From this doubtless too severe and harsh religious regime, a reaction has taken place which has thrown the customs of family life and the religious education of the young people of to-day far into the opposite extreme. The hurry and railroad rush of modern social and commercial life have shortened or even cut off entirely the hours for family worship. In the modern effort to emphasize the fact that God is love, the other fact that sin deserves and receives punishment has been thrown too far into the background, or is ignored altogether. Regular reading of the Bible has become as rare as it formerly was universal. Irreverence and skepticism in regard to its truths and teachings permeate a large portion of society, and the general influence of the social life of young people is opposed to the cultivation or expression of the religious spirit or aspiration. All this involves the loss of a most valuable mental and spiritual discipline, and earnest parents of to-day are at a loss how to supply it.
I will press upon your attention only one argument for the culture of a religious spirit, and that is the argument of experience. What is the universal testimony of those whose lives are really governed by the fear and love of a divine Creator? It is that in the consciousness of a desire to obey God and live in harmony with His laws they find their highest happiness.
To everyone who lives beyond the earliest period of childhood, comes at some time or other sorrow, disappointment, sickness, loss, bereavement. The great fact of death looms up at the end of every pathway, however bright and happy. The universal testimony of the human race, from the earliest records of human experience to the present time, is that only faith and hope in a beneficent God ruling over all events can sustain and comfort the human heart through all the changes and vicissitudes of life, and reconcile to the thought of death.

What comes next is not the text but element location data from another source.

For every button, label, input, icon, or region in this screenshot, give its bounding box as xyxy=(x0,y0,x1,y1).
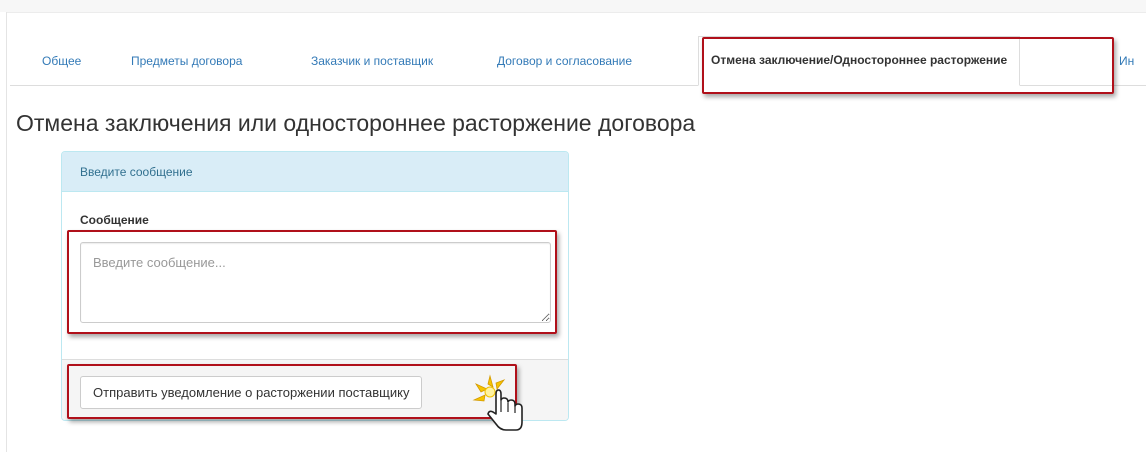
top-divider xyxy=(6,12,1146,13)
tab-customer-supplier[interactable]: Заказчик и поставщик xyxy=(311,40,433,85)
tab-general[interactable]: Общее xyxy=(42,40,81,85)
panel-heading: Введите сообщение xyxy=(62,152,568,192)
tab-bar: Общее Предметы договора Заказчик и поста… xyxy=(10,36,1146,86)
tab-cancellation[interactable]: Отмена заключение/Одностороннее расторже… xyxy=(698,36,1021,86)
tab-contract-items[interactable]: Предметы договора xyxy=(131,40,242,85)
send-termination-notice-button[interactable]: Отправить уведомление о расторжении пост… xyxy=(80,376,423,409)
hand-pointer-click-icon xyxy=(472,374,523,431)
message-textarea[interactable] xyxy=(80,242,551,323)
message-label: Сообщение xyxy=(80,213,149,227)
page-title: Отмена заключения или одностороннее раст… xyxy=(16,110,696,136)
left-divider xyxy=(6,12,7,452)
top-strip xyxy=(0,0,1146,12)
tab-more[interactable]: Ин xyxy=(1119,40,1134,85)
tab-contract-approval[interactable]: Договор и согласование xyxy=(497,40,632,85)
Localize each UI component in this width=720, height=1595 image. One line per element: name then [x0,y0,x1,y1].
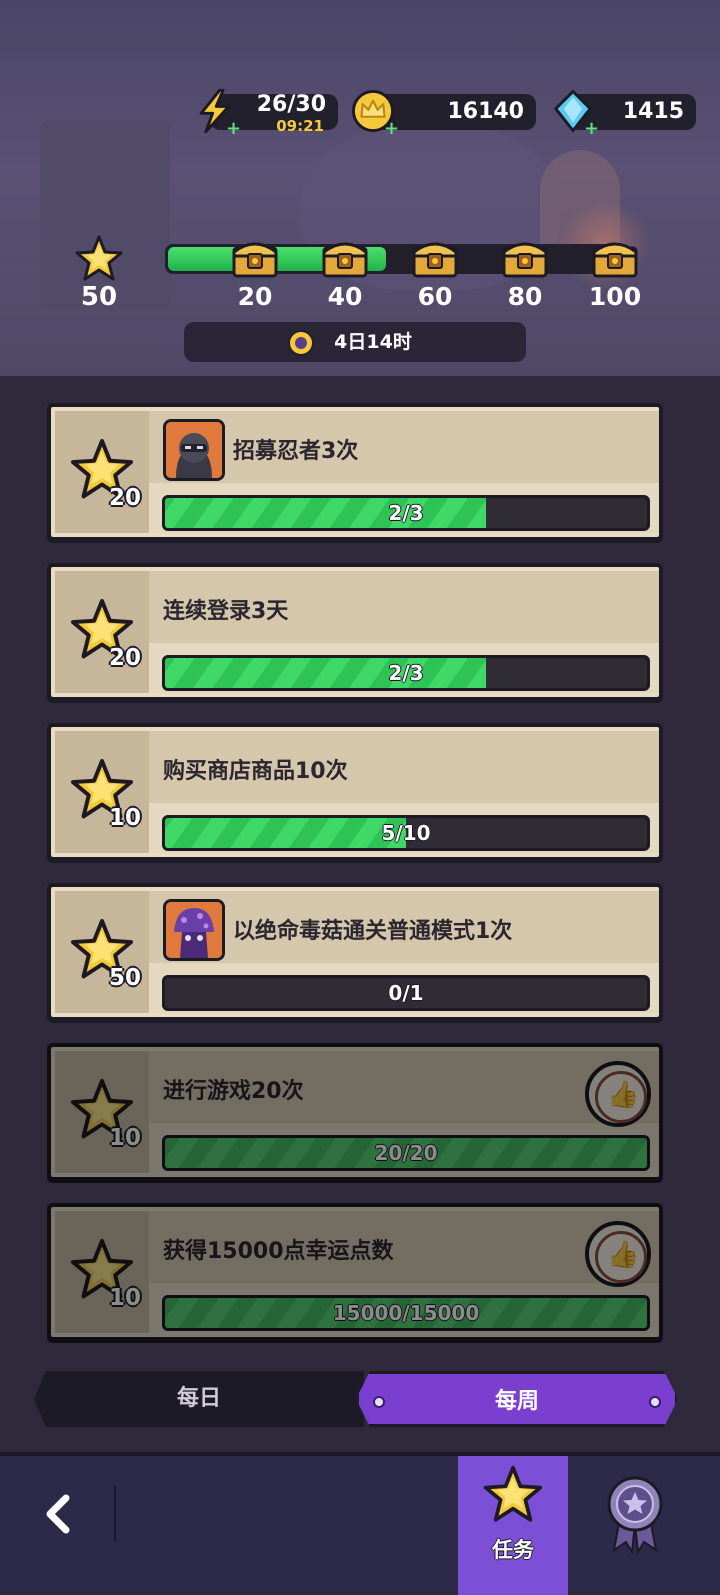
task-title: 连续登录3天 [163,599,289,624]
task-progress-bar: 2/3 [162,495,650,531]
task-card[interactable]: 10 获得15000点幸运点数 15000/15000 👍 [47,1203,663,1341]
chest-icon[interactable] [320,234,370,280]
task-card[interactable]: 10 购买商店商品10次 5/10 [47,723,663,861]
gem-value: 1415 [622,99,684,124]
energy-value: 26/30 [256,92,326,117]
task-title: 购买商店商品10次 [163,759,348,784]
task-progress-bar: 2/3 [162,655,650,691]
task-card[interactable]: 20 招募忍者3次 2/3 [47,403,663,541]
milestone-label: 80 [507,282,543,311]
energy-timer: 09:21 [276,117,324,135]
tab-weekly-dot-right [649,1396,661,1408]
task-progress-bar: 20/20 [162,1135,650,1171]
medal-icon[interactable] [604,1474,666,1554]
task-reward: 20 [109,485,142,511]
task-title-panel [149,411,659,483]
gold-resource[interactable]: + 16140 [352,90,536,138]
nav-tab-tasks-label: 任务 [492,1538,534,1562]
task-progress-text: 20/20 [374,1141,438,1165]
energy-resource[interactable]: + 26/30 09:21 [199,88,338,138]
chest-icon[interactable] [230,234,280,280]
star-icon [483,1465,543,1522]
task-reward: 50 [109,965,142,991]
task-progress-bar: 0/1 [162,975,650,1011]
task-title: 以绝命毒菇通关普通模式1次 [233,919,513,944]
star-total: 50 [80,282,118,312]
task-reward: 10 [109,1125,142,1151]
task-progress-text: 5/10 [381,821,431,845]
task-title: 获得15000点幸运点数 [163,1239,394,1264]
bottom-nav: 任务 [0,1452,720,1595]
thumbs-up-icon[interactable]: 👍 [585,1221,651,1287]
task-progress-text: 15000/15000 [332,1301,480,1325]
gold-plus-icon[interactable]: + [384,120,399,138]
milestone-label: 40 [327,282,363,311]
mushroom-avatar [163,899,225,961]
energy-plus-icon[interactable]: + [226,120,241,138]
tab-weekly[interactable]: 每周 [356,1371,678,1427]
reset-timer: 4日14时 [184,322,526,362]
ninja-avatar [163,419,225,481]
chest-icon[interactable] [500,234,550,280]
task-progress-text: 2/3 [388,661,424,685]
tab-daily[interactable]: 每日 [34,1371,364,1427]
thumbs-up-icon[interactable]: 👍 [585,1061,651,1127]
task-reward: 10 [109,1285,142,1311]
period-tabs: 每日 每周 [34,1371,678,1427]
chest-icon[interactable] [410,234,460,280]
task-progress-text: 0/1 [388,981,424,1005]
tab-weekly-dot-left [373,1396,385,1408]
task-progress-bar: 5/10 [162,815,650,851]
chest-icon[interactable] [590,234,640,280]
tab-weekly-label: 每周 [494,1389,539,1414]
task-progress-bar: 15000/15000 [162,1295,650,1331]
milestone-label: 20 [237,282,273,311]
clock-icon [288,330,314,356]
gem-plus-icon[interactable]: + [584,120,599,138]
star-icon [75,235,123,281]
task-progress-text: 2/3 [388,501,424,525]
task-card[interactable]: 20 连续登录3天 2/3 [47,563,663,701]
header-banner: + 26/30 09:21 + 16140 + 1415 50 20 40 60 80… [0,0,720,376]
gold-value: 16140 [447,99,524,124]
reset-timer-label: 4日14时 [334,331,412,353]
gem-resource[interactable]: + 1415 [554,90,696,138]
task-title: 招募忍者3次 [233,439,359,464]
back-arrow-icon[interactable] [40,1486,80,1546]
milestone-label: 60 [417,282,453,311]
task-reward: 10 [109,805,142,831]
task-card[interactable]: 10 进行游戏20次 20/20 👍 [47,1043,663,1181]
nav-tab-tasks[interactable]: 任务 [458,1456,568,1595]
nav-divider [114,1486,116,1542]
task-title: 进行游戏20次 [163,1079,304,1104]
task-card[interactable]: 50 以绝命毒菇通关普通模式1次 0/1 [47,883,663,1021]
task-reward: 20 [109,645,142,671]
milestone-label: 100 [588,282,642,311]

Early youth is naturally happy, gay, care-free, and indifferent to sorrows and fears of which it knows nothing. But there comes a time to every sensible and earnest young heart when it realizes the transitoriness of all earthly things, and longs for something on which the heart can take hold and rest. I do not believe any young person fails of this experience sooner or later. It is a hunger of the heart which nothing but the love of God can fill, and if, when it is first felt, the heart only humbly and earnestly turns to God with high and firm resolve to seek a knowledge of Him and His laws, to bring all actions and plans of life into harmony with His revealed will, the foundation of an enduring happiness is laid for this life, and doubtless for the life to come.